The next phase of the Ambani legacy
Source: Dhiraj Singh/Bloomberg

If you’ve watched any TV, you know that fraternal feuds over the family business can get pretty ugly. Well, that isn’t just in Hollywood – it really does happen. One of the most famous examples in recent history was the Ambani family. See, when Dhirubhai Ambani, the founder of Reliance Industries, died in 2002 without a will, it triggered a years-long dispute between his sons, Mukesh and Anil. The result of that spat was that Reliance Industries was split up into two chunks – one that would still be called Reliance Industries (which Mukesh got a significant stake in) and another called Reliance Group (which Anil owns).
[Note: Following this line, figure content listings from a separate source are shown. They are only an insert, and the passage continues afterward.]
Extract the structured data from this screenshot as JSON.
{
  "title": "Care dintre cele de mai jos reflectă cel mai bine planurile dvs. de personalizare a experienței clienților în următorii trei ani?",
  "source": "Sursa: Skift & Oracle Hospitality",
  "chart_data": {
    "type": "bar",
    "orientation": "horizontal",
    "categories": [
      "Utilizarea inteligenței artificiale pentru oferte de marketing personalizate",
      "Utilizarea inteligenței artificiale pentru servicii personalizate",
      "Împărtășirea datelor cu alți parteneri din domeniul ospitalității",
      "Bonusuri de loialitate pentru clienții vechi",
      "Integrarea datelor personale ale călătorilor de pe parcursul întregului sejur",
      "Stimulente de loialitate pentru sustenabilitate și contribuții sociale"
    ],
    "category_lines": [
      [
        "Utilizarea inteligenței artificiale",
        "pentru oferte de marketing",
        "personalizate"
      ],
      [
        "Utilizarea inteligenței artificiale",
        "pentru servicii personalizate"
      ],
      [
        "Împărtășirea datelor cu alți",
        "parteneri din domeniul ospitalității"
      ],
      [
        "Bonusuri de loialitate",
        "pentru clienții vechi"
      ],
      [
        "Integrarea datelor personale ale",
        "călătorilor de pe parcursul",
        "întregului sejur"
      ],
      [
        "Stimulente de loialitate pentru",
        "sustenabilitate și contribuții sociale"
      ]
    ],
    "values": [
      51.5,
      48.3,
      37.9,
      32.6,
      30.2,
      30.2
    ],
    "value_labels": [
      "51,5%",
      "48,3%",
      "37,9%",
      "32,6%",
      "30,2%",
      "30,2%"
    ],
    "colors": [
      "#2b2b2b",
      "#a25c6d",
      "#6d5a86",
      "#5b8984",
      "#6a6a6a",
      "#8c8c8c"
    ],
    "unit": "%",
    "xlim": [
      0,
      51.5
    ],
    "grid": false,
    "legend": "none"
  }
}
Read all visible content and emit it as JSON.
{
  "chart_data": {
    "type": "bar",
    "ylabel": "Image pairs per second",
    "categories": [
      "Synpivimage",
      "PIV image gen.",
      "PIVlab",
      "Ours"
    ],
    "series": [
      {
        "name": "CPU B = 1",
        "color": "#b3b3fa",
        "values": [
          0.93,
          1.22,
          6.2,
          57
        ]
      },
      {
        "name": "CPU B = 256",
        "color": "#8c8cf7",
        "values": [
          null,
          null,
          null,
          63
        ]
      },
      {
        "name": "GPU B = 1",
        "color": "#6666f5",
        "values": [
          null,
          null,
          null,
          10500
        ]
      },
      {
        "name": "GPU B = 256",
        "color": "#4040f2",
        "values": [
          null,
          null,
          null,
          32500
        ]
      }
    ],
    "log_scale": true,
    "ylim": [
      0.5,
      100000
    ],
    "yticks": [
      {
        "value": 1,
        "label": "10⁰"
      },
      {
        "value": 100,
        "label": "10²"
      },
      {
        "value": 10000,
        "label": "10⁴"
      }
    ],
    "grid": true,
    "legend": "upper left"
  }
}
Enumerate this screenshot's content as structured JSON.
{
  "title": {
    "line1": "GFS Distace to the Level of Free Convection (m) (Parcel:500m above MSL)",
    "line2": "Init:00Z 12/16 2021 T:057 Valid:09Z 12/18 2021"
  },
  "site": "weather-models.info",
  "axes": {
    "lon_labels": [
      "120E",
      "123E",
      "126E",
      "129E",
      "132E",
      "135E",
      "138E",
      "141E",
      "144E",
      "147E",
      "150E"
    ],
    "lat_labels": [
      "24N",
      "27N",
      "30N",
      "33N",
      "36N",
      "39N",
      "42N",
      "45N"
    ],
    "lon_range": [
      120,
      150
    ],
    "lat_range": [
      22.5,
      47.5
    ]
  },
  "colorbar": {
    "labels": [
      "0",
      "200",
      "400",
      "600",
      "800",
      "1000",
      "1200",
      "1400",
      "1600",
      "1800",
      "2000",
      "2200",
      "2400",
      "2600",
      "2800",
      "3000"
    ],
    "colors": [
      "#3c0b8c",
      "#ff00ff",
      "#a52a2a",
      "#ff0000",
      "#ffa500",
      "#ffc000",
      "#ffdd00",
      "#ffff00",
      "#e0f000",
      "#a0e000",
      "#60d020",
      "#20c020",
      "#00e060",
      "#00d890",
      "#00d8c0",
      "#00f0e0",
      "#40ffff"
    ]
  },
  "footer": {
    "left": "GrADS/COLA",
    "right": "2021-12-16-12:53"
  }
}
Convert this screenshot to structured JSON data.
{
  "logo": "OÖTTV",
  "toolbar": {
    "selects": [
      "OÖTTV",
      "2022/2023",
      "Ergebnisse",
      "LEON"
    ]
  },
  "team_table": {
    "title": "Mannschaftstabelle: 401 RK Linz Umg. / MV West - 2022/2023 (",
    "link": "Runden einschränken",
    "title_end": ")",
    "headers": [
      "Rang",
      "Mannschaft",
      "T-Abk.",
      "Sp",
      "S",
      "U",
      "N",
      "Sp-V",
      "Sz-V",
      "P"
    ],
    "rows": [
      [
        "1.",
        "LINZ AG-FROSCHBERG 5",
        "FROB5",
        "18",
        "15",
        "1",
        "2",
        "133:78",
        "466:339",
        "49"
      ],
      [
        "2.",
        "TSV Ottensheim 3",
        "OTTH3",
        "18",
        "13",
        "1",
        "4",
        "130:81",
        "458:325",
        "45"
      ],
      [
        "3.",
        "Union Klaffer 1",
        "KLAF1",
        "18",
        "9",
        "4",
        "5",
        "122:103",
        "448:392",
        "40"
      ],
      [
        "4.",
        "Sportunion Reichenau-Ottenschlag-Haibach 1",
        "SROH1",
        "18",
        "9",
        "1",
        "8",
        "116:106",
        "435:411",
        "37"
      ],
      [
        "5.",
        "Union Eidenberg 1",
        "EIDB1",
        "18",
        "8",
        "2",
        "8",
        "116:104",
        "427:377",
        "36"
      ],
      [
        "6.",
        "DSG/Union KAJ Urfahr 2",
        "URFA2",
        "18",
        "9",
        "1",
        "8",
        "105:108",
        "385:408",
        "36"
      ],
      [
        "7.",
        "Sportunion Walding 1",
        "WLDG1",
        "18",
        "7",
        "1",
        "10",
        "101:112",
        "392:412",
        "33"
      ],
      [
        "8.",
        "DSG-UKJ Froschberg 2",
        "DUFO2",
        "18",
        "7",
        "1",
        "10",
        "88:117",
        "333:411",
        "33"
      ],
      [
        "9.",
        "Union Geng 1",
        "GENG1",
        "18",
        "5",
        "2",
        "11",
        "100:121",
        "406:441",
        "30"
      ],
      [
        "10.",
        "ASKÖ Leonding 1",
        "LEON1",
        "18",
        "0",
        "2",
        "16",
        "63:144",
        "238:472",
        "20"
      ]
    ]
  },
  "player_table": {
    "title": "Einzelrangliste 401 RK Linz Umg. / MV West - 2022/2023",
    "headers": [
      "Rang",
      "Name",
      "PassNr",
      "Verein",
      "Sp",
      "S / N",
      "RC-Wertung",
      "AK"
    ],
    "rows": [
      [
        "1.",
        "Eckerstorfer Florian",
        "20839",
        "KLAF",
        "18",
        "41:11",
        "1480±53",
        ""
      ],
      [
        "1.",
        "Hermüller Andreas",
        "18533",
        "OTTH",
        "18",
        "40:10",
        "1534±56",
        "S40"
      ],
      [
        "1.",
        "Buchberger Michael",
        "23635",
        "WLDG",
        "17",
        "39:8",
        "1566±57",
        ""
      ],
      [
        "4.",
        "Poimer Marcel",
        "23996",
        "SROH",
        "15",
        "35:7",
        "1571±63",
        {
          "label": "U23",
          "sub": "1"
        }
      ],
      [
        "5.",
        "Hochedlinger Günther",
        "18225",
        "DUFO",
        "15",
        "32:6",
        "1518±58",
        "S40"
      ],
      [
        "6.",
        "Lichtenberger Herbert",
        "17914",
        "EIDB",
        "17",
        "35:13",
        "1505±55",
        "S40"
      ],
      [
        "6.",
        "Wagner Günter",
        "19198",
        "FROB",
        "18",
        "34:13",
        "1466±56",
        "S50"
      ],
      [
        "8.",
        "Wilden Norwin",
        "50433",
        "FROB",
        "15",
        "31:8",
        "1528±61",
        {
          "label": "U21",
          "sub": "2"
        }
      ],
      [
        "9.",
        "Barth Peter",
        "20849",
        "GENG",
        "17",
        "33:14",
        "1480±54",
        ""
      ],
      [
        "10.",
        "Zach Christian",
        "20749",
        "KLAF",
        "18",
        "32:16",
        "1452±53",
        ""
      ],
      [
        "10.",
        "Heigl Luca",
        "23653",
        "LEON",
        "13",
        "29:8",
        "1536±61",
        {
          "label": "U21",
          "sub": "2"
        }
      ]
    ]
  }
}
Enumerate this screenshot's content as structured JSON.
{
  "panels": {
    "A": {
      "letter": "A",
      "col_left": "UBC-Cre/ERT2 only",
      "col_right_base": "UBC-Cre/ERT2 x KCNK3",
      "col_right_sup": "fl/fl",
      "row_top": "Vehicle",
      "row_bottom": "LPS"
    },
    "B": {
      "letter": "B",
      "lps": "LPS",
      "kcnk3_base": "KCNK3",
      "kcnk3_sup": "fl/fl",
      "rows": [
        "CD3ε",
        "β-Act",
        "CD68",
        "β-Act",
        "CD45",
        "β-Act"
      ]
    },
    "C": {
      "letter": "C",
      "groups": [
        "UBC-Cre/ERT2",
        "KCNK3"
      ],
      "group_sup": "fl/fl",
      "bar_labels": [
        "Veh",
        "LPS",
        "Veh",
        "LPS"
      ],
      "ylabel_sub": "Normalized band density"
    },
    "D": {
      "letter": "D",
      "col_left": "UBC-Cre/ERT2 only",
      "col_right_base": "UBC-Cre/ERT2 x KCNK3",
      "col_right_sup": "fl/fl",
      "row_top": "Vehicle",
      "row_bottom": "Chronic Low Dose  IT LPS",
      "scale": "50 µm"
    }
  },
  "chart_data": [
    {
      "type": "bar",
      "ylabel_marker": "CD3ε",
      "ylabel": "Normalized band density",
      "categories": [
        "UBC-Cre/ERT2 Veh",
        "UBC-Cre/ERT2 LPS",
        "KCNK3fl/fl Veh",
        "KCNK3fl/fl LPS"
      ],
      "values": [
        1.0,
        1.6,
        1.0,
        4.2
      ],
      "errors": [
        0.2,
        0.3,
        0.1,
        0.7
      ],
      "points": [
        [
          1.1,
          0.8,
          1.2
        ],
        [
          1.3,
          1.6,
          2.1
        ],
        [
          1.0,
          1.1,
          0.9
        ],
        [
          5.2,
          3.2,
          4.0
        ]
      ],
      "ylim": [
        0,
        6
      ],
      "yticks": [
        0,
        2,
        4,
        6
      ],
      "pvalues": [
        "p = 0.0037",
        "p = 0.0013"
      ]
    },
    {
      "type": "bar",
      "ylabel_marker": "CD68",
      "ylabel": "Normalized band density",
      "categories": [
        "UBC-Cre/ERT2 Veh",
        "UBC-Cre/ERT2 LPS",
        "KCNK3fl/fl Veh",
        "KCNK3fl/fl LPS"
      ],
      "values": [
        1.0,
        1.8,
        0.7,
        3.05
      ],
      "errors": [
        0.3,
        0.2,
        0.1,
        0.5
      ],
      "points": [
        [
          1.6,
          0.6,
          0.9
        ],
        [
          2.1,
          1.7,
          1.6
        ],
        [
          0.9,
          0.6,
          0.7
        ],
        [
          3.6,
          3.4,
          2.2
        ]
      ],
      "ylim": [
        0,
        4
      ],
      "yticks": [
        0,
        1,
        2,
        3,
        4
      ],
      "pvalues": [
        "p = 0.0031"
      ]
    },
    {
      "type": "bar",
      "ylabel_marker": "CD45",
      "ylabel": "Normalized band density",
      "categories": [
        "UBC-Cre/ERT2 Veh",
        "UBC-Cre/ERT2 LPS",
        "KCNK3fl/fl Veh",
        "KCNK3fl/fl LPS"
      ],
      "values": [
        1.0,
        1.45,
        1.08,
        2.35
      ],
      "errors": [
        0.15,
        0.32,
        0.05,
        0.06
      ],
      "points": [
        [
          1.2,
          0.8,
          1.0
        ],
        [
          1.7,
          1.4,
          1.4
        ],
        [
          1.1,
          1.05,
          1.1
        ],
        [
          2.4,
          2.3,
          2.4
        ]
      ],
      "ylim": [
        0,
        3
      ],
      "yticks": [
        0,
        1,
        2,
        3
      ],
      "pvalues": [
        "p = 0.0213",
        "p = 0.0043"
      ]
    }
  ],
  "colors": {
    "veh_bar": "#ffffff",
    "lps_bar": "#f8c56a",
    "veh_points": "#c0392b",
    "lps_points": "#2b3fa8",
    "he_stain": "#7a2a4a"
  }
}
Well, now, Asia’s second-richest person, Mukesh Ambani, is looking to prevent the same thing from happening to Reliance Industries when he steps down. The company is a conglomerate with its fingers in several different industries, including renewable energy, retail sales, telecommunications and fintech. Mukesh has three kids, and so far, it hasn’t been clear how the company will be split up between them.

Back in June, it was announced that Mukesh’s oldest son, Akash, would be taking over the wireless operator Reliance Jio Infocomm, but the other siblings weren’t mentioned yet. But on Monday, Mukesh announced that his daughter, Isha, would be taking over the retail wing of the conglomerate and that his youngest son, Anant, would be joining the energy wing.

The reason this is such a big deal is that Reliance is, well, massive. It’s India’s biggest company by market value, with a valuation of over US$220 billion, and Mukesh himself is worth more than US$90 billion. But the company, like many others right now, has been dealing with some market headwinds. So it seems that Mukesh is looking to avoid any power struggles at the top.

“The succession plan addresses the market’s concern on business sustainability during leadership transition,” said Horace Chan, a senior analyst at Bloomberg Intelligence.